FUTURE Music Festival Asia's appeal for a public entertainment licence has been turned down by the Home Affairs Ministry.

In a statement sent out to the media on Friday night, a ministry spokesperson said: "The Minister for Home Affairs has carefully considered and turned down the appeal by Livescape Singapore Pte Ltd to hold the Future Music Festival Asia (FMFA) 2015 in Singapore."

The ministry received the appeal on Tuesday.

When contacted by The Straits Times on Friday night, Mr Iqbal Ameer, group chief executive of festival organiser Livescape, said that his team was in discussion over what it would do next.

Before Friday, Livescape was twice denied a public entertainment licence - on Jan 29 and Feb 27 - to hold the event here. But it continued to sell tickets and promote the event. Big acts such as Public Enemy and The Prodigy were slated to perform at the concert.

About 15,000 tickets have been sold for the event, to be held for the first time in Singapore on March 13 and 14, at the Changi Exhibition Centre.

FMFA, which started in Australia in 2006 and is considered one of the biggest dance music festivals in South-east Asia, made headlines last year when six of its concert-goers died from drug overdose in Kuala Lumpur.
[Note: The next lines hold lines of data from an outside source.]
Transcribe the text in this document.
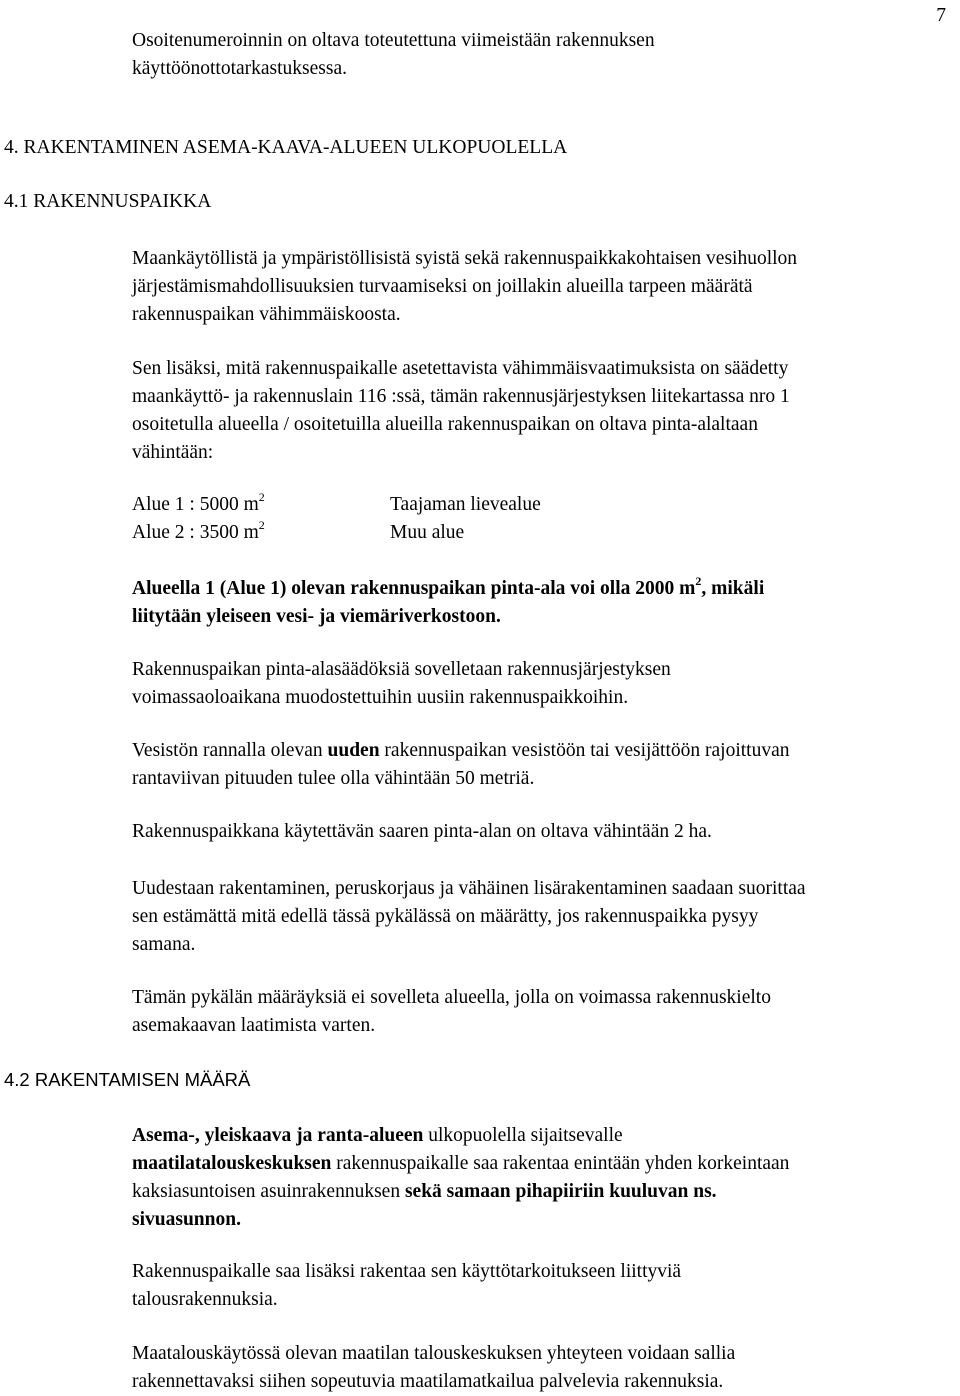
7

Osoitenumeroinnin on oltava toteutettuna viimeistään rakennuksen
käyttöönottotarkastuksessa.

4. RAKENTAMINEN ASEMA-KAAVA-ALUEEN ULKOPUOLELLA

4.1 RAKENNUSPAIKKA

Maankäytöllistä ja ympäristöllisistä syistä sekä rakennuspaikkakohtaisen vesihuollon
järjestämismahdollisuuksien turvaamiseksi on joillakin alueilla tarpeen määrätä
rakennuspaikan vähimmäiskoosta.

Sen lisäksi, mitä rakennuspaikalle asetettavista vähimmäisvaatimuksista on säädetty
maankäyttö- ja rakennuslain 116 :ssä, tämän rakennusjärjestyksen liitekartassa nro 1
osoitetulla alueella / osoitetuilla alueilla rakennuspaikan on oltava pinta-alaltaan
vähintään:

Alue 1 : 5000 $m^2$	Taajaman lievealue
Alue 2 : 3500 $m^2$	Muu alue

Alueella 1 (Alue 1) olevan rakennuspaikan pinta-ala voi olla 2000 $m^2$, mikäli
liitytään yleiseen vesi- ja viemäriverkostoon.

Rakennuspaikan pinta-alasäädöksiä sovelletaan rakennusjärjestyksen
voimassaoloaikana muodostettuihin uusiin rakennuspaikkoihin.

Vesistön rannalla olevan uuden rakennuspaikan vesistöön tai vesijättöön rajoittuvan
rantaviivan pituuden tulee olla vähintään 50 metriä.

Rakennuspaikkana käytettävän saaren pinta-alan on oltava vähintään 2 ha.

Uudestaan rakentaminen, peruskorjaus ja vähäinen lisärakentaminen saadaan suorittaa
sen estämättä mitä edellä tässä pykälässä on määrätty, jos rakennuspaikka pysyy
samana.

Tämän pykälän määräyksiä ei sovelleta alueella, jolla on voimassa rakennuskielto
asemakaavan laatimista varten.

4.2 RAKENTAMISEN MÄÄRÄ

Asema-, yleiskaava ja ranta-alueen ulkopuolella sijaitsevalle
maatilatalouskeskuksen rakennuspaikalle saa rakentaa enintään yhden korkeintaan
kaksiasuntoisen asuinrakennuksen sekä samaan pihapiiriin kuuluvan ns.
sivuasunnon.

Rakennuspaikalle saa lisäksi rakentaa sen käyttötarkoitukseen liittyviä
talousrakennuksia.

Maatalouskäytössä olevan maatilan talouskeskuksen yhteyteen voidaan sallia
rakennettavaksi siihen sopeutuvia maatilamatkailua palvelevia rakennuksia.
In previous articles, Mr Iqbal had addressed drug abuse concerns, saying that random drug tests would be carried out, and the number of closed-circuit television cameras on site would be increased to 33 from six last year.

Meanwhile, the Brisbane Times on Friday reported that 7,500 ecstacy pills were seized. The drugs were believed to be bound for the same festival taking place in Brisbane this weekend.
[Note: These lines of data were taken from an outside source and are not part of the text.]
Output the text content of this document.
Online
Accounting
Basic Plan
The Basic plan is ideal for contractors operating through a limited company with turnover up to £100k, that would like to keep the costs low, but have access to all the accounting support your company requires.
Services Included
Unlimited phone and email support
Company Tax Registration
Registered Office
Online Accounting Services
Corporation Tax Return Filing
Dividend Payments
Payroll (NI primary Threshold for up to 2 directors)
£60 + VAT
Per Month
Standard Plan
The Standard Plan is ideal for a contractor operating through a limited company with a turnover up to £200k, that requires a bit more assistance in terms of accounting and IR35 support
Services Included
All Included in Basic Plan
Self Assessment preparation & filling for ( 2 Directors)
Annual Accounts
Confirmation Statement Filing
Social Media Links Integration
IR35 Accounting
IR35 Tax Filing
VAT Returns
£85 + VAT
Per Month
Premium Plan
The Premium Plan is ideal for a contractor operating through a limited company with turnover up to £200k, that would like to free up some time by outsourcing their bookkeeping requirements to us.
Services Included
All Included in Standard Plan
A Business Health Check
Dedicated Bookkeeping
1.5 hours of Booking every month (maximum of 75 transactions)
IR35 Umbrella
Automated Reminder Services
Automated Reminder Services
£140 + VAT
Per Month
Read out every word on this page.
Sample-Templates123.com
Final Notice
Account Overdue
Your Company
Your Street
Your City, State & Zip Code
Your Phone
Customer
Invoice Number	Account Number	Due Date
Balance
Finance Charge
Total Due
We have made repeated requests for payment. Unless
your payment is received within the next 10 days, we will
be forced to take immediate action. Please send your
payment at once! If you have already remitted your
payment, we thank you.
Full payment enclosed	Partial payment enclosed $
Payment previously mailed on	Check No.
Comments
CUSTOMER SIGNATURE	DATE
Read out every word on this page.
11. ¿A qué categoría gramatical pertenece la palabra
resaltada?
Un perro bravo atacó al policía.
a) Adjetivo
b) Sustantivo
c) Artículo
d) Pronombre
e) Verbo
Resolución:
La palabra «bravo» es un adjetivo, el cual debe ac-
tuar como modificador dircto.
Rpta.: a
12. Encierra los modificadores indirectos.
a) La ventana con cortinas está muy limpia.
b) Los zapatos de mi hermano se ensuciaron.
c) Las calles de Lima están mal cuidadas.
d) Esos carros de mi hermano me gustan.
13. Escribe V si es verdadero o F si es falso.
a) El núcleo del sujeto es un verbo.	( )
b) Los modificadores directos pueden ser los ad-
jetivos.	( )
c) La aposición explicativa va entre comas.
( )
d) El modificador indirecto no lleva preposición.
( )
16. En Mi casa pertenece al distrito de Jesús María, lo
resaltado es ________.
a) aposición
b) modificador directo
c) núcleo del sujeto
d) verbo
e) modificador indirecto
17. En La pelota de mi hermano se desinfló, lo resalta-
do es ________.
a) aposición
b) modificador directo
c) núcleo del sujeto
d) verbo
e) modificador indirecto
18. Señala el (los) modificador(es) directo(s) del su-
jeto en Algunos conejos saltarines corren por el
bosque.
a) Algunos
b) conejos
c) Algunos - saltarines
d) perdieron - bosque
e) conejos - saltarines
Tickets to the dance music festival in Singapore, which cost between $148 and $388, were sold via Sistic, as well as on the festival's website.

In 2013, when the MBC Korean Music Wave concert was cancelled, tickets bought through Sistic were fully refunded.

But fans who bought directly from the organiser received only partial refunds after the organiser filed for bankruptcy.

Researcher Joseph Yong, 29, who bought his ticket to the festival two weeks ago from Sistic, says: "While the company shouldn't have marketed the event without a licence, I think that the rejection is too strict. I have friends who booked post-event accommodation. We're in a state of disbelief, dismay and anger."